Agile comme un enfant, 2eme partie

Publié par Marc Allard le mardi 5 mai 2015 à 12:39

Enfants

La Anderson School, à New York, est une école pour les enfants surdoués. Même pour être admis à la maternelle, les jeunes candidats doivent se farcir deux tests d’intelligence et l’institution ne retient que ceux qui se classent dans le top 4 %.

Il y a quelques années, j’ai lu un reportage qui s’amorçait avec l’histoire de Thomas, un élève de cinquième année de cette école ultra-compétitive. Thomas avait éclipsé la concurrence à l’épreuve d’admission. Même dans le top 1% des candidats, il avait obtenu un des meilleurs scores. 

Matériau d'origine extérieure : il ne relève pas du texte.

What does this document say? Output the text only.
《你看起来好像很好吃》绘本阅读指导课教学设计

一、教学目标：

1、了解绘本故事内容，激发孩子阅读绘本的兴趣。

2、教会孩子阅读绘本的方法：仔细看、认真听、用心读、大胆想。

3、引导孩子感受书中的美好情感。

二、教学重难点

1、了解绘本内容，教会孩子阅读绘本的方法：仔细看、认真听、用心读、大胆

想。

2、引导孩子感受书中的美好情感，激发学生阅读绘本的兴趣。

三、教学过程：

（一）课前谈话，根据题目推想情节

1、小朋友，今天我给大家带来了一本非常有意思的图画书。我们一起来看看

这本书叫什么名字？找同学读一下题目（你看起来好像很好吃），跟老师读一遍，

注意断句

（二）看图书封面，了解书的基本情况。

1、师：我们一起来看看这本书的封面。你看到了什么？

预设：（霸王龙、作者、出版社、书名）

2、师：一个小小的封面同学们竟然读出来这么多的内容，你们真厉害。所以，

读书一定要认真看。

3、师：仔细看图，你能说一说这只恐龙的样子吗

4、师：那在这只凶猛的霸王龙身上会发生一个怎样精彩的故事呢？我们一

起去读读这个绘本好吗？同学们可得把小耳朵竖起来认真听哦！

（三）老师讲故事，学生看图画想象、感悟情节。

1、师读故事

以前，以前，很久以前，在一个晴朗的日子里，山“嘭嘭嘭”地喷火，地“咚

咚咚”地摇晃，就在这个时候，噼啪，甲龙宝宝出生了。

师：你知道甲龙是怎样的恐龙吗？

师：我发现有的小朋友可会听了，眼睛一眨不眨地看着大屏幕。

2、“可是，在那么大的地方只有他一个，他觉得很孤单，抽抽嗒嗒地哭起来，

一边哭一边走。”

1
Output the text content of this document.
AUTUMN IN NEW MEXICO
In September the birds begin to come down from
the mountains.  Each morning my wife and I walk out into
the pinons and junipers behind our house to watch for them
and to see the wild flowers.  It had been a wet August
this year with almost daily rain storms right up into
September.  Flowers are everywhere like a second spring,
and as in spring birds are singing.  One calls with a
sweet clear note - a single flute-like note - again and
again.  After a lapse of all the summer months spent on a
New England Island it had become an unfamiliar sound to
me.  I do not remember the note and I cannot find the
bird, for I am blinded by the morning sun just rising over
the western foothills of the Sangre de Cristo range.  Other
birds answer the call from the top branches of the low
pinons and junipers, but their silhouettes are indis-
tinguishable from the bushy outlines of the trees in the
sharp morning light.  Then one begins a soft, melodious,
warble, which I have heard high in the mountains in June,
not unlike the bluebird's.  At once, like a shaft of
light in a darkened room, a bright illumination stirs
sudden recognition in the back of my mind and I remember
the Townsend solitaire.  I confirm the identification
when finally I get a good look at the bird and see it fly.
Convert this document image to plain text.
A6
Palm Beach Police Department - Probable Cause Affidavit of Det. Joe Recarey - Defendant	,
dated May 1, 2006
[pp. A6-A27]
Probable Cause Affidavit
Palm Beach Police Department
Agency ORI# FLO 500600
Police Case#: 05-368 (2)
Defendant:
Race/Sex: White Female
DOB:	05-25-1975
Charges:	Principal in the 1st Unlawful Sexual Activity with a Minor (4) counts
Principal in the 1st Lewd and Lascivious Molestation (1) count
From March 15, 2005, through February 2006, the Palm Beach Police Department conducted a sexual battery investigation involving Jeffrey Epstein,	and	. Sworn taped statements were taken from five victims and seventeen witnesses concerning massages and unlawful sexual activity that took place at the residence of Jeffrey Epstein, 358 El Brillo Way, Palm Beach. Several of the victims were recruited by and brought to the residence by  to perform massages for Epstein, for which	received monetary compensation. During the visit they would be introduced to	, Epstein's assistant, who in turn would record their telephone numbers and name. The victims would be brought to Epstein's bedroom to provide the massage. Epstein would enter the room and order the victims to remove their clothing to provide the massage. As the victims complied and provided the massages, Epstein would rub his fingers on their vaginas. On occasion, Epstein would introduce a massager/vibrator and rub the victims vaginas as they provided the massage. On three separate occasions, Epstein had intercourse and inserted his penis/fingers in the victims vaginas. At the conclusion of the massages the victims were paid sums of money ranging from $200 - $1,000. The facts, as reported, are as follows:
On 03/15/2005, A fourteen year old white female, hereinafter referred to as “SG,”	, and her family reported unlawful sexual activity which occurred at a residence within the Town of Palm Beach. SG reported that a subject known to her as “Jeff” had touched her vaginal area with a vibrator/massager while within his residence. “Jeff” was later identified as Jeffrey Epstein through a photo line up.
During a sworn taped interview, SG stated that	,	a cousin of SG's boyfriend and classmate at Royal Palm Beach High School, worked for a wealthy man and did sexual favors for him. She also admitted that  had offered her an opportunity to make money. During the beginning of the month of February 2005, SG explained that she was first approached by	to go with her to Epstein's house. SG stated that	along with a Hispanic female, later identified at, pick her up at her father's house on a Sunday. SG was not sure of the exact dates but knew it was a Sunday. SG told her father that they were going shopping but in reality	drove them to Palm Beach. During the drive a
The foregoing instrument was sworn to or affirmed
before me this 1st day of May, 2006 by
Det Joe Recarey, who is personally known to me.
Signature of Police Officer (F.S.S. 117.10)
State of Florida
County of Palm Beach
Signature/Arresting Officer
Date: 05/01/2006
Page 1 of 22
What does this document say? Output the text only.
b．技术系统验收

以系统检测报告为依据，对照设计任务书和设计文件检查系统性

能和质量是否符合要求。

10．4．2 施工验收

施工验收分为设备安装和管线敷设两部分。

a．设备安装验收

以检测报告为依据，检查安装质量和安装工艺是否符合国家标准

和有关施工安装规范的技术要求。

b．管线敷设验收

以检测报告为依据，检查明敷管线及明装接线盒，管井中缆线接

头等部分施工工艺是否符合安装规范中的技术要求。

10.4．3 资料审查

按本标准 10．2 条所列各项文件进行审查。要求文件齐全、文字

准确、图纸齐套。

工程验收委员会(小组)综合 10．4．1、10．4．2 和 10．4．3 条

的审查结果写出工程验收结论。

Le gamin savait qu’il était intelligent. Question de renforcer son estime de soi, ses parents et son entourage lui avaient répété depuis tout jeune à quel point il était «smart». Avec un tel cerveau athlétique et des éloges à répétition, on se serait imaginé que Thomas allait déborder de confiance en soi, s’attaquant sans peur à la matière scolaire qui se trouverait sur son chemin.

Mais non. Son père observait le contraire : «Thomas ne voulait pas essayer des choses où il ne réussirait pas. Certaines choses lui venaient très rapidement, mais quand ce n’était pas le cas, il abandonnait presque aussitôt, se disant "je ne suis pas bon dans ça"».

Dans mon dernier billet, je vous parlais d’un groupe d’élèves de la maternelle qui avait réussi à battre des ingénieurs chevronnés à un défi de construction d’une tour de spaghettis. J'expliquais cet étonnant résultat en pointant, à l’image du livre de la journaliste Megan McCardle, le principal responsable : la peur de l’échec (et son meilleur ami, la peur du risque). Vous avez été plusieurs à réagir et à vous demander si cette peur n’avait pas quelque chose à voir avec notre système d’éducation?

L’histoire du petit Thomas est révélatrice à cet égard. Ce n’est pas tant le système d’éducation que les éloges constants à propos de son intelligence qui l’ont rendu aussi effrayé d’échouer.

Au Québec, les enfants reçoivent, comme leurs voisins américains, de constants éloges. La plupart des parents ont le réflexe du «Bravo, mon champion» très généreux, même quand ce n’est pas mérité. C’est la même chose à la garderie, à l’école ou dans l’équipe de soccer : il n’est pas rare que tout le monde ait droit à un collant ou à une médaille, peu importe le résultat.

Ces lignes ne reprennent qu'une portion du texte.